Message Queues
A message queue is a durable buffer between a producer (the service that generates work) and a consumer (the service that processes it). The producer writes a message to the queue and moves on immediately — it does not wait for the consumer to finish. This decoupling is one of the most important patterns in distributed systems.
Why Queues
- Absorb traffic spikes — if 10,000 orders arrive in one second but the processing service can only handle 1,000/s, a queue buffers the excess. Without it, the processing service would be overwhelmed or requests would be dropped.
- Decouple services — the producer doesn't need to know about the consumer. Services can be deployed, restarted, or scaled independently without coordinating with each other.
- Enable retry logic — if a consumer crashes while processing a message, the message is re-queued and retried rather than lost. Dead-letter queues capture messages that fail repeatedly for manual inspection.
- Async processing — tasks that don't need to complete synchronously (sending emails, resizing images, generating reports) are pushed to a queue and processed in the background, keeping API response times fast.
- Fan-out — a single message can be consumed by multiple independent services simultaneously (notifications, analytics, audit logging) without the producer knowing about any of them.
Delivery Guarantees
- At-most-once — messages are delivered zero or one times. Fast but may lose messages on failure. Acceptable for metrics or logs where occasional loss is tolerable.
- At-least-once — messages are delivered one or more times. No message is ever lost, but duplicates are possible on retry. Consumers must be idempotent — processing the same message twice must produce the same result as processing it once.
- Exactly-once — messages are delivered exactly one time. The hardest guarantee to achieve; requires transactional semantics between the broker and the consumer's storage. Kafka supports this with transactions; for other systems it is typically simulated with idempotent consumer logic (deduplication keys).
Idempotency in practice
Because at-least-once is the practical default for most systems, consumers should be designed to be idempotent from the start. Common patterns:
- Idempotency key — each message carries a unique ID; the consumer checks a processed-IDs store before acting and skips duplicates.
- Upsert operations — write operations are designed so re-running them produces the same outcome (e.g.
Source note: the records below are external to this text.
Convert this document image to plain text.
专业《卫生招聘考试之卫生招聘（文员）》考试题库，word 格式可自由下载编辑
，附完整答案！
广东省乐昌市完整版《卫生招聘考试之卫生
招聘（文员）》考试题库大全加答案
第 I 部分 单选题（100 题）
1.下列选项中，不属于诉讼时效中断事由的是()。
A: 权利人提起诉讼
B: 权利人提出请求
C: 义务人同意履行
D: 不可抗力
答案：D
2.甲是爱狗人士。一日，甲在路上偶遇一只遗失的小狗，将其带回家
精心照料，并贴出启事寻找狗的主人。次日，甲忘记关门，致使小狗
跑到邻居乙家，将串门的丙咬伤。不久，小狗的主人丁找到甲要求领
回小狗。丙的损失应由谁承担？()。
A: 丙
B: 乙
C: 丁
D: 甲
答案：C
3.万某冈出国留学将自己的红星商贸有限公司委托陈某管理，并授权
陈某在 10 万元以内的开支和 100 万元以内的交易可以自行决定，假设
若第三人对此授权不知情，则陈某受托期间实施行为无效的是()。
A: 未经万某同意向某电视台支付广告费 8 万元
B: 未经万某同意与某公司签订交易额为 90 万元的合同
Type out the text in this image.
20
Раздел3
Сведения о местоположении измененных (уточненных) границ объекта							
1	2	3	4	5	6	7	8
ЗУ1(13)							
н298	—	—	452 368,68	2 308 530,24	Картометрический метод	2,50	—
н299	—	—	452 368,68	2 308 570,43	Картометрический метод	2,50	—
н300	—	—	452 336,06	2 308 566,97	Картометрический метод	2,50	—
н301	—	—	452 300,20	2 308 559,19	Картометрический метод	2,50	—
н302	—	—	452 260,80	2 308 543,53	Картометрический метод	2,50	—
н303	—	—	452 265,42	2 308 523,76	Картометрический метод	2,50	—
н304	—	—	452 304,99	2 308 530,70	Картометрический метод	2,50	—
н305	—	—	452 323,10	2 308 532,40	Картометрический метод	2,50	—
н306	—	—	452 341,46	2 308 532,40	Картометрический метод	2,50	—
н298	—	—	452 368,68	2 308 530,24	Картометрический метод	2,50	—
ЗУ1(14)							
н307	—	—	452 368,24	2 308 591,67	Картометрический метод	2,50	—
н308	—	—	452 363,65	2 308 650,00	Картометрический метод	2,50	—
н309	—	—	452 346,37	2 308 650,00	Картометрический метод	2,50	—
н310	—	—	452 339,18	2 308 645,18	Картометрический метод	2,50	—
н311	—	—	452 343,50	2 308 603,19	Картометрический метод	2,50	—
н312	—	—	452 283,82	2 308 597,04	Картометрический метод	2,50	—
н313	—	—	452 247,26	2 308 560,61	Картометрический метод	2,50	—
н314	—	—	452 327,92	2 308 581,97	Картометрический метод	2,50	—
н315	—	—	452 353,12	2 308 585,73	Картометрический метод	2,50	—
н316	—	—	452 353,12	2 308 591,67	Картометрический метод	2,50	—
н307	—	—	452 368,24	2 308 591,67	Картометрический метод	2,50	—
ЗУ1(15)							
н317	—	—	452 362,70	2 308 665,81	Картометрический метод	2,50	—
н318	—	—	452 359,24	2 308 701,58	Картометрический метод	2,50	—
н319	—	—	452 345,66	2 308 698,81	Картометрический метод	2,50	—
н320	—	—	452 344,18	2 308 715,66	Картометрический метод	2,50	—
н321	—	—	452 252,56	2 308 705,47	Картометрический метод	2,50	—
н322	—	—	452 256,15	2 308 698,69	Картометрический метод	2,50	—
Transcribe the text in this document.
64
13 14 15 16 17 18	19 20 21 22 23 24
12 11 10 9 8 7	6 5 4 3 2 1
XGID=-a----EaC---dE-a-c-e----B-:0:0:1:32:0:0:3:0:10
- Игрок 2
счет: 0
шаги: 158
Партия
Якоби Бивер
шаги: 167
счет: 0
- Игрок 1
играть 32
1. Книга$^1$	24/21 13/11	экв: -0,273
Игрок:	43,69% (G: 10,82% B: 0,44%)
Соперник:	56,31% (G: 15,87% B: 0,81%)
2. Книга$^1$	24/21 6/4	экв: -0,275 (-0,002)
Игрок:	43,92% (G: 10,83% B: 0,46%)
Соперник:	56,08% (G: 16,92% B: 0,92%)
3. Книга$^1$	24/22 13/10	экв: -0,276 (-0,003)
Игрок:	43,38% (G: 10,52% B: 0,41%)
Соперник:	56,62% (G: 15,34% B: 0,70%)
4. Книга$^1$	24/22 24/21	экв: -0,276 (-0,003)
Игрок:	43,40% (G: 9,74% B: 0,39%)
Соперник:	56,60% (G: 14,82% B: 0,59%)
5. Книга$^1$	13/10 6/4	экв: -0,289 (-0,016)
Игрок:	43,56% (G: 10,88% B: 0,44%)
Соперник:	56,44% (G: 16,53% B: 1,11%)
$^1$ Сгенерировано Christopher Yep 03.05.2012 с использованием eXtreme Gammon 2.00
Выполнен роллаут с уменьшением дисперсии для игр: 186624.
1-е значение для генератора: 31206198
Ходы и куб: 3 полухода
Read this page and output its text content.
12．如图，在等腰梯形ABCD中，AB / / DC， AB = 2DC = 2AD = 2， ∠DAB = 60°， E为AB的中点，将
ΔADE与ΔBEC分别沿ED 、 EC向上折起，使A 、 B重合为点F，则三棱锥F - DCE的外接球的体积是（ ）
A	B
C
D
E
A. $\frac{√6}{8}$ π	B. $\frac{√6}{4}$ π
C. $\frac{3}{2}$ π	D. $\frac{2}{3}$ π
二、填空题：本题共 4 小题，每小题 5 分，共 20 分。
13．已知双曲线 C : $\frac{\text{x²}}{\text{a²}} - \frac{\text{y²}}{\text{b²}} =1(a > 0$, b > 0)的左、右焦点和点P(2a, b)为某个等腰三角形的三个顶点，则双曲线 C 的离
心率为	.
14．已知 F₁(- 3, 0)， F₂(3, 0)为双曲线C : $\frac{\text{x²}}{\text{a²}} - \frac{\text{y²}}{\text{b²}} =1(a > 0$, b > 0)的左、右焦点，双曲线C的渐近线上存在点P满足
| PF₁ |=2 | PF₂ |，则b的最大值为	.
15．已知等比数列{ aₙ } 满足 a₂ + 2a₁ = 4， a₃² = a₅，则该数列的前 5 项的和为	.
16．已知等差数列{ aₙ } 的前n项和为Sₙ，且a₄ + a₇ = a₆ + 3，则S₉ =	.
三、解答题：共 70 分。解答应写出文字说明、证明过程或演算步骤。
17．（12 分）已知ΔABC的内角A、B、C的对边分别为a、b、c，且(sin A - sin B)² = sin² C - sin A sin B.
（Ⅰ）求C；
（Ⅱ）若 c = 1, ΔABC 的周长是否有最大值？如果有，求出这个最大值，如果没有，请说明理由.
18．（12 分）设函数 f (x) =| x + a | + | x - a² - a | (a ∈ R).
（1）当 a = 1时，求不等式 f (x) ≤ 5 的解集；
INSERT ... ON CONFLICT DO UPDATErather than a plainINSERT). - Conditional updates — apply changes only if the current state matches the expected pre-condition (optimistic locking).
Kafka vs RabbitMQ vs SQS
| Kafka | RabbitMQ | SQS | |
|---|---|---|---|
| Model | Distributed log; consumers read from offsets | Push-based broker; messages deleted on ACK | Managed pull queue |
| Retention | Configurable (days/weeks); replay possible | Until consumed or TTL | Up to 14 days |
| Throughput | Millions of messages/sec | Thousands–hundreds of thousands/sec | Scales automatically |
| Ordering | Per-partition ordering guaranteed | Per-queue FIFO (with single consumer) | Standard: no guarantee; FIFO queue: yes |
| Replay | Yes — consumers can re-read from any offset | No — messages are deleted on ACK | No |
| Best for | Event streaming, audit logs, analytics pipelines | Task queues, complex routing, RPC patterns | Simple async decoupling on AWS |
When to use each
- Kafka — when you need to replay events, build event-sourced systems, fan out to many independent consumers, or process high-volume streams. The log model makes it the foundation for event-driven architectures.
- RabbitMQ — when you need flexible routing (topic exchanges, header routing), priority queues, or a simpler operational model than Kafka for moderate throughput task queues.
- SQS — when you are already in AWS and want a zero-ops managed queue. Use SQS Standard for maximum throughput; SQS FIFO when message ordering and exactly-once processing matter.